In the U.S., 32% of women feel comfortable enough to talk about period-related matters with other females. The stigmas against periods have made many women feel ashamed of who they are, scared to reach out for help, and/or uncomfortable to talk about, let alone acknowledge periods around other people, especially men.

“In third world countries, women are shamed for having a period, are forced to deal with unimaginable social and physical pain, and have inadequate access to proper products. Women in prisons and jails are limited with access to ordinary items to begin with, thus making periods that much more difficult to deal with,” claimed Tucker. 

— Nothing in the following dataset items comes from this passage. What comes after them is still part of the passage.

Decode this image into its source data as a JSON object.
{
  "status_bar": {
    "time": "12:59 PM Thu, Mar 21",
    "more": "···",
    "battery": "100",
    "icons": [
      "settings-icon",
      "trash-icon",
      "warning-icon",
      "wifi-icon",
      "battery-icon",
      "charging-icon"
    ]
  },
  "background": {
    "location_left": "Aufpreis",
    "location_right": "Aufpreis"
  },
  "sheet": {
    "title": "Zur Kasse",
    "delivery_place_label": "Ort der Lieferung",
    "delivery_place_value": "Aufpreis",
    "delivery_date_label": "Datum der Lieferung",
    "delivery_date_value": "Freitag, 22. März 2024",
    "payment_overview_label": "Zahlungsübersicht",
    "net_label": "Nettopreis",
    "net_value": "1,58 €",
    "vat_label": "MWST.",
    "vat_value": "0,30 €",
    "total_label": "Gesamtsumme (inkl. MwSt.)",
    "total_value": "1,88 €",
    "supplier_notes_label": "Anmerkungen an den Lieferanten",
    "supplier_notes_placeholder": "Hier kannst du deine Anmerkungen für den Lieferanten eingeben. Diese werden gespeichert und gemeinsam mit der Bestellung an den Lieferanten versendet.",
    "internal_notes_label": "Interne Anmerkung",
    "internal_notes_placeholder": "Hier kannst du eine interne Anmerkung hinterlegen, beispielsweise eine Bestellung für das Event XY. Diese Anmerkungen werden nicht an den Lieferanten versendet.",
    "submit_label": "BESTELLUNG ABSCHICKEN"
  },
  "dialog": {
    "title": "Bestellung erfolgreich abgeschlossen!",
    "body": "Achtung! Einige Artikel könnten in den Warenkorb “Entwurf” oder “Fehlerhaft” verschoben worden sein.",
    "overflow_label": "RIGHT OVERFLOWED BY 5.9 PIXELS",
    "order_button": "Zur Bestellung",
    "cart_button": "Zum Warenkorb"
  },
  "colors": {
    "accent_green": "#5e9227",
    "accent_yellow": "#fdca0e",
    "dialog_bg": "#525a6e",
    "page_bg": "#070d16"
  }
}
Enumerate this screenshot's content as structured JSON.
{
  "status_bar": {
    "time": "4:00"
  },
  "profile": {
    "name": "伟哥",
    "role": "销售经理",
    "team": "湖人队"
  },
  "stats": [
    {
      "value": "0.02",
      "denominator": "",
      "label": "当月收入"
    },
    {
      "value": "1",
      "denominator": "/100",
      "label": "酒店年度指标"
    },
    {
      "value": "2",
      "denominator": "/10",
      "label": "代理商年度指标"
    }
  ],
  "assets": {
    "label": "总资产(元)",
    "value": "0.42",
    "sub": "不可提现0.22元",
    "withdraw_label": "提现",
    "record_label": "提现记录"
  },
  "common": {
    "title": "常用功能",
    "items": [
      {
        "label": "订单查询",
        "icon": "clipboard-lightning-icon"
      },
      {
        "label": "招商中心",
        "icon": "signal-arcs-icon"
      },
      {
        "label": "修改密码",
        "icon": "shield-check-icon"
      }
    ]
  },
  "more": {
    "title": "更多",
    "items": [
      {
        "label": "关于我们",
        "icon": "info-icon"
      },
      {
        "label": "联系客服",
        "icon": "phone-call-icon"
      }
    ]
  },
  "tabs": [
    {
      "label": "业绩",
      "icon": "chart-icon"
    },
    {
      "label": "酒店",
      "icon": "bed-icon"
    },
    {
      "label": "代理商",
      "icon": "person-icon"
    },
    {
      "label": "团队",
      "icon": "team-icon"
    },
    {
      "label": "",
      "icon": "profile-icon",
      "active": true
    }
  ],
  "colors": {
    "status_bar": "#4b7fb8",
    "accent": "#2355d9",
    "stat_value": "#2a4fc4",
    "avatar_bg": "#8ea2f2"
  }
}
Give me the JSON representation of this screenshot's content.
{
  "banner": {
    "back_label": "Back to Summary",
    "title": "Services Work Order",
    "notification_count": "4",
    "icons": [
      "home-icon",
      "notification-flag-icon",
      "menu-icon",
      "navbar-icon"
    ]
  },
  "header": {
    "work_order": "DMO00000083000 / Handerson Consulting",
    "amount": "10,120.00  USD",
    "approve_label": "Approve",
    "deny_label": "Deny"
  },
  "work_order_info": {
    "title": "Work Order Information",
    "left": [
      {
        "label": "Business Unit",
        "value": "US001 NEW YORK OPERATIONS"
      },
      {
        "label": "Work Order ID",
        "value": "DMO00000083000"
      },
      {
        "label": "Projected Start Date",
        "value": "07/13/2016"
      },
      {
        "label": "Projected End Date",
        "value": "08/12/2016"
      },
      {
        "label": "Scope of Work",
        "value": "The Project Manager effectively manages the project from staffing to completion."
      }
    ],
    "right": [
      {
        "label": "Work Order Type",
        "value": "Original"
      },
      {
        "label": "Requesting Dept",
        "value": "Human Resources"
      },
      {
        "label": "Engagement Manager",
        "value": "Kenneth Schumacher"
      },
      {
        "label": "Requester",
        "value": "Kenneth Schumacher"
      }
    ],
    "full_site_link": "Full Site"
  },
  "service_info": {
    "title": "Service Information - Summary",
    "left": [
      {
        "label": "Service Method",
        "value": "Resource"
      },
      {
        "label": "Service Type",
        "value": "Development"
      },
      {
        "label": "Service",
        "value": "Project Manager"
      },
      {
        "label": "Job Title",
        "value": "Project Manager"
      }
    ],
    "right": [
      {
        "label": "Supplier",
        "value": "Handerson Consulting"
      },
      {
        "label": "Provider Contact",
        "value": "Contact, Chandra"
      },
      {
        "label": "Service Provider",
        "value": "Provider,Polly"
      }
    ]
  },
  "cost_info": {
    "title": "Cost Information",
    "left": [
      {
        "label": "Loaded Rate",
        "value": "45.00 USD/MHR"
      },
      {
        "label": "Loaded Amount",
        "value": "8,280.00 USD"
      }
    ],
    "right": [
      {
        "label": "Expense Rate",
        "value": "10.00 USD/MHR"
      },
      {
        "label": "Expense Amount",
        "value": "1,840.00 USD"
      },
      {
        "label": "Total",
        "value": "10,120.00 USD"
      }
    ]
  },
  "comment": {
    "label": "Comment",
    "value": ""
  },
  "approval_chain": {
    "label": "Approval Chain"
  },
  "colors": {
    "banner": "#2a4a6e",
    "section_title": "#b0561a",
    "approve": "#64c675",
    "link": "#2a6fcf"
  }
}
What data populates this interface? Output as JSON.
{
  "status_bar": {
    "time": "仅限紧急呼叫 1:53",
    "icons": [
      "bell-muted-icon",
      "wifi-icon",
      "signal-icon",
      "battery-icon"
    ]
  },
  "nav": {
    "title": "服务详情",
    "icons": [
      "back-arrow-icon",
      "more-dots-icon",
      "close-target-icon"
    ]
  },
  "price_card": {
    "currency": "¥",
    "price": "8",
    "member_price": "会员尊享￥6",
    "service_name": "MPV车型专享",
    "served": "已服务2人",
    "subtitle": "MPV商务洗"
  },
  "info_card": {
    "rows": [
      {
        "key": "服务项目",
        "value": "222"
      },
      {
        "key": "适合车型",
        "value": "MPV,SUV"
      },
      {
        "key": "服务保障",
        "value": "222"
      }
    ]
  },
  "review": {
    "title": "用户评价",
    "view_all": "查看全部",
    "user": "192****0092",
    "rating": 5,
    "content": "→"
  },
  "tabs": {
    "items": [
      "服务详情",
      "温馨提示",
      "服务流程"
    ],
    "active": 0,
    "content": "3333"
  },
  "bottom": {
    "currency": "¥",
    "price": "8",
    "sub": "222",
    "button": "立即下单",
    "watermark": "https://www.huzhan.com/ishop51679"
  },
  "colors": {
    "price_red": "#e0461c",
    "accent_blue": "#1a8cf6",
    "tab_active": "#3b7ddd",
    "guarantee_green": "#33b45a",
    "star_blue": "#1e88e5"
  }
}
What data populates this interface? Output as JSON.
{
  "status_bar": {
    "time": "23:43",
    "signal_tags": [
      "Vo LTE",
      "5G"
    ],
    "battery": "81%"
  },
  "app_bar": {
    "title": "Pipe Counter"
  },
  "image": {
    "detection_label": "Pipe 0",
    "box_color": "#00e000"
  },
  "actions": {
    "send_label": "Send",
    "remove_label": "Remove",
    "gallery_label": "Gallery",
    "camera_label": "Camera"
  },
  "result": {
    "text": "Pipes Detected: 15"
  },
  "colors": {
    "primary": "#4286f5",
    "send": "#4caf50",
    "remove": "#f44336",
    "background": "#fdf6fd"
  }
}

Hendrix added, “In countries like rural Ghana and Kenya, girls will miss several days of school each year due to not having access to sanitary pads. These girls are also at a much higher risk for developing reproductive tract infections and experiencing harassment and anxiety.”

Even though the PERIOD. movement is relatively new, the stigmas against menstruating and the issue of period poverty is not. Like Tucker and Hendrix, other girls across the nation can join the PERIOD. Movement by submitting an application to Period. to start their own chapter (aka club) to help educate others and to play a part in ending period poverty within their own community. 

If PERIOD. is successful in their mission, when “Emily” and her mother go to the store in a few years to buy products for Emily, she won’t be taxed for being a woman.